Skip to main content
Version: 0.0.0 (Beta)

Async Processing

This document explains how and why the SDK performs log delivery asynchronously.

The async processor exists to ensure that logging never blocks user code, regardless of network conditions or server availability.


Why async processing is required

Directly sending logs from the logging call would:

  • Block application threads
  • Introduce unpredictable latency
  • Amplify failures during network issues
  • Make logging unsafe in hot paths

The SDK explicitly avoids this.


High-level model

Once a log is evaluated against rules and marked for pipeline delivery:

  • It is placed into an internal queue
  • Control returns immediately to the caller
  • Delivery happens in background worker threads

This guarantees consistent logging latency.


Processor isolation

Each Data Nadhi directory owns exactly one async processor instance.

Queues, worker threads, drain workers, and health monitors are never shared across directories.

The async processor is created on demand and cached per directory. Requests for the same directory always return the same processor instance.

Backpressure, queue saturation, or delivery failures in one directory do not impact async processing in any other directory.


Internal queue (SafeQueue)

The async processor uses a SafeQueue, a wrapper around Python's Queue with additional features.

Key properties

  • Fixed maximum size: Configurable via async_queue_size (default: 1000)
  • Non-blocking enqueue: Returns True/False immediately
  • Batch reads: get_batch(n) retrieves up to n items at once
  • Writeback buffer: Failed items can be requeued without blocking
  • Fill tracking: fill_percentage() returns queue utilization (0.0 to 1.0+)

API

queue = SafeQueue(maxsize=1000)

# Add item (returns False if full)
success = queue.add((pipelines, payload))
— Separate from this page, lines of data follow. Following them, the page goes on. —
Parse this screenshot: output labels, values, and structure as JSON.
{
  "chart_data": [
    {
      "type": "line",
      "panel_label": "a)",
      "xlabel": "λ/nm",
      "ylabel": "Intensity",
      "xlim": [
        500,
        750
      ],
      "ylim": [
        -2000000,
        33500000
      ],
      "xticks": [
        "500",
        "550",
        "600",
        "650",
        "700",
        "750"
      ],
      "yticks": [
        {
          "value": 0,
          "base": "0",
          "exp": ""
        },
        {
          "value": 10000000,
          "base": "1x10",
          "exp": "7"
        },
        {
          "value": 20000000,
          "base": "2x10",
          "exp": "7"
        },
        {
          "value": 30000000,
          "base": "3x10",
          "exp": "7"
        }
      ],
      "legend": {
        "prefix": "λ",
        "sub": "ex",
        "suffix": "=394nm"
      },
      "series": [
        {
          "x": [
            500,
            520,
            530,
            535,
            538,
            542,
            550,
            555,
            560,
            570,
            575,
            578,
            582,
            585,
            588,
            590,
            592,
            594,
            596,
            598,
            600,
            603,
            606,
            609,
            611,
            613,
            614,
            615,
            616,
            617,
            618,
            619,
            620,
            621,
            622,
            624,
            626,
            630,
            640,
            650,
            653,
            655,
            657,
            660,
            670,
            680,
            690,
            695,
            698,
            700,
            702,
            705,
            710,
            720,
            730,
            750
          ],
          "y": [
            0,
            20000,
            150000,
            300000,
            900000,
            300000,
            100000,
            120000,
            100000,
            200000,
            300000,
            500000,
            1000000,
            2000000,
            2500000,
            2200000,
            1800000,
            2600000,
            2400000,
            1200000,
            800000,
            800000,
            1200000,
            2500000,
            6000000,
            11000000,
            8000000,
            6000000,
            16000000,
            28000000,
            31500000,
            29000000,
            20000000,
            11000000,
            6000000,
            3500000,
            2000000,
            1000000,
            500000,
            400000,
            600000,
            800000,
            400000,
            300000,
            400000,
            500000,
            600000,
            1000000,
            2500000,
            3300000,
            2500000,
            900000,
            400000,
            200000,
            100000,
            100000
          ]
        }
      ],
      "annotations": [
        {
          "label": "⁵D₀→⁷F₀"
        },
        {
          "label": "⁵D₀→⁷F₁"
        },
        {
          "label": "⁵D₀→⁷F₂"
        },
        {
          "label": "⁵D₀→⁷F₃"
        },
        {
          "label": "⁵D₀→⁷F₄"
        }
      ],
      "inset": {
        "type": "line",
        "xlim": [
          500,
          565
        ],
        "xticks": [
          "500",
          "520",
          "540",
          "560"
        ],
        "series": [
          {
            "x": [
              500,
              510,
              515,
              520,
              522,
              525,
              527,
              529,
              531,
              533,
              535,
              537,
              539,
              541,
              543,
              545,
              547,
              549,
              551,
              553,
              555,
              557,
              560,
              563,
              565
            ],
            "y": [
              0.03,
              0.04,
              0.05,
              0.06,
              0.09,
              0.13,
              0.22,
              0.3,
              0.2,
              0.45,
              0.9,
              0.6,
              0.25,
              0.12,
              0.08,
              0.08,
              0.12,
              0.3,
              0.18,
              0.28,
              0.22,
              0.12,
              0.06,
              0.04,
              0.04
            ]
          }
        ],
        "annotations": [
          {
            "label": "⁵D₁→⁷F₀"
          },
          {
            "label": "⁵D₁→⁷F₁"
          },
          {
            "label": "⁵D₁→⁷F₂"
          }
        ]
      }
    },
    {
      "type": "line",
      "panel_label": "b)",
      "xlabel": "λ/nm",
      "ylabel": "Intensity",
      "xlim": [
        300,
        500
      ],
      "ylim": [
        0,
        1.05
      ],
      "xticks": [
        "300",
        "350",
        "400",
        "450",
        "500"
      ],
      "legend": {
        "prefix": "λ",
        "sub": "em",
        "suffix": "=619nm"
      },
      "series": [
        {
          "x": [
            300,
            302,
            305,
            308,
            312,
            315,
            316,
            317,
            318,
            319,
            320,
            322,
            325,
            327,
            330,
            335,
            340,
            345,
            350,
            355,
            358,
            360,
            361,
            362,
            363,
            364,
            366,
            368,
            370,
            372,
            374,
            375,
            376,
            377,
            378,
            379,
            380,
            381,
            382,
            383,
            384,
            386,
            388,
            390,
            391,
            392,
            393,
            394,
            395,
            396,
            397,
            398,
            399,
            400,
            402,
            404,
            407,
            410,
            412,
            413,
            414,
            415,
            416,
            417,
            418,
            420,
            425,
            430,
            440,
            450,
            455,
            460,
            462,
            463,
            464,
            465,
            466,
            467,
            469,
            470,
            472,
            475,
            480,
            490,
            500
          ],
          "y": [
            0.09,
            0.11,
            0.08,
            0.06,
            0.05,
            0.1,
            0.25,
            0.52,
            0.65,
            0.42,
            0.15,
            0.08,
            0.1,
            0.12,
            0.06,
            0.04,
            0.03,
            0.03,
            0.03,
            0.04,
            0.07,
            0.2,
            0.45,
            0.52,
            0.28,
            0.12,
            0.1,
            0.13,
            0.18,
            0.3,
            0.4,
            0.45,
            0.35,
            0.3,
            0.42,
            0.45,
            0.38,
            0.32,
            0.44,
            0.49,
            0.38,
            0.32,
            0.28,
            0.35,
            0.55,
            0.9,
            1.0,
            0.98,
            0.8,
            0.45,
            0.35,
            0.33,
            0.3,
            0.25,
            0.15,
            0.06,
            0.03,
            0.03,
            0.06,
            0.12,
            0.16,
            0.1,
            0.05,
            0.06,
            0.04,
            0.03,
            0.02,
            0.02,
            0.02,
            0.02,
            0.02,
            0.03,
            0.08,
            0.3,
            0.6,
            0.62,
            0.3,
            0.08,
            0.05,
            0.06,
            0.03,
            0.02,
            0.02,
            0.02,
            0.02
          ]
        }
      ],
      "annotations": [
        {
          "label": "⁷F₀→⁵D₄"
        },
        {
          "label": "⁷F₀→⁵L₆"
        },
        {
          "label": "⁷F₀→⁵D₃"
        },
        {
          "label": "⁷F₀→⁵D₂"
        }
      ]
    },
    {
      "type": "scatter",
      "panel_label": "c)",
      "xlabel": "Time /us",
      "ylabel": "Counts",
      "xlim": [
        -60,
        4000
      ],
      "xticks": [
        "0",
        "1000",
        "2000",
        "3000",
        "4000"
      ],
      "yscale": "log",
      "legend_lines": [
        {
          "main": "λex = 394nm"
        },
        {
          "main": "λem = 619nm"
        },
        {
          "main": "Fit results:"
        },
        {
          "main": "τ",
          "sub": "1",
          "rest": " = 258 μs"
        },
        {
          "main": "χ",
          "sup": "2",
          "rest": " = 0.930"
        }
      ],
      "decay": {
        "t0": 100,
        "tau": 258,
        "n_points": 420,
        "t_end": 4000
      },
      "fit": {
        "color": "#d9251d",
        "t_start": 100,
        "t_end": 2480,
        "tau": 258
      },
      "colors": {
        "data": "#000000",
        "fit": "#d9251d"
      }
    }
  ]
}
# Get single item (returns None if empty)
item = queue.get(timeout=1.0)

# Get batch of items
items = queue.get_batch(100)

# Writeback failed items
queue.writeback_batch(items)

# Check fill percentage
fill_pct = queue.fill_percentage() # 0.0 - 1.0+

Writeback buffer

When items are written back but the queue is full:

  • Items are stored in an internal _writeback_buffer
  • The buffer is drained opportunistically when space becomes available
  • Fill percentage can exceed 100% when buffer has items
  • This prevents item loss during transient failures

Behavior when full

  • add() returns False immediately
  • No blocking or exceptions
  • Application continues unaffected
  • Prevents unbounded memory growth

Worker threads

A fixed number of daemon worker threads are started at initialization (default: 2, configurable via async_workers).

Worker lifecycle

  1. Started as daemon threads when AsyncProcessor is created
  2. Run continuously until shutdown signal
  3. Each worker maintains its own requests.Session for connection pooling

Worker loop

while not shutdown:
item = queue.get(timeout=1.0)
if item is None:
continue

# Route based on primary server health
if primary_server_is_up:
send_to_primary(item)
else:
if echopost_disabled:
send_to_fallback_server(item)
else:
send_to_echopost(item)

Routing logic

  1. Primary server healthy: Send to primary via HTTP POST
  2. Primary server down:
    • If EchoPost enabled: Send to EchoPost (local Unix socket)
    • If EchoPost disabled: Send to fallback server (batch HTTP POST)

Error handling

  • Success: Mark item as done
  • Server unavailable: Requeue item, mark server unhealthy
  • Client/server error (4xx/5xx): Drop item, store to disk
  • Exception: Log error, mark item as done to prevent blocking

Backpressure and overflow handling

The queue tracks its fill percentage continuously.

Drain worker activation

When queue reaches 90% capacity:

  1. Drain worker automatically starts (if not already running)
  2. Drains queue in batches of 100 to fallback server
  3. Continues until queue drops to 10% capacity
  4. Dies automatically after draining completes

How it works

if queue.fill_percentage() >= 0.90:
start_drain_worker()

# Drain worker loop
while queue.fill_percentage() > 0.10:
items = queue.get_batch(100)
send_batch_to_fallback(items)

Benefits

  • Prevents queue saturation under load
  • Automatic without manual intervention
  • Uses batch uploads for efficiency
  • Falls back to drain worker's own error handling

Graceful degradation

Under sustained overload:

  1. Queue fills to 90%
  2. Drain worker activates
  3. If fallback server also fails, items may be dropped
  4. Dropped items are stored to disk for later recovery

This prevents unbounded memory growth and application blocking.


Why not direct threading per log

Spawning threads per log would:

  • Create unbounded concurrency
  • Increase memory pressure
  • Complicate retry and recovery logic
  • Make backpressure impossible

The queue-based model provides control, observability, and safety.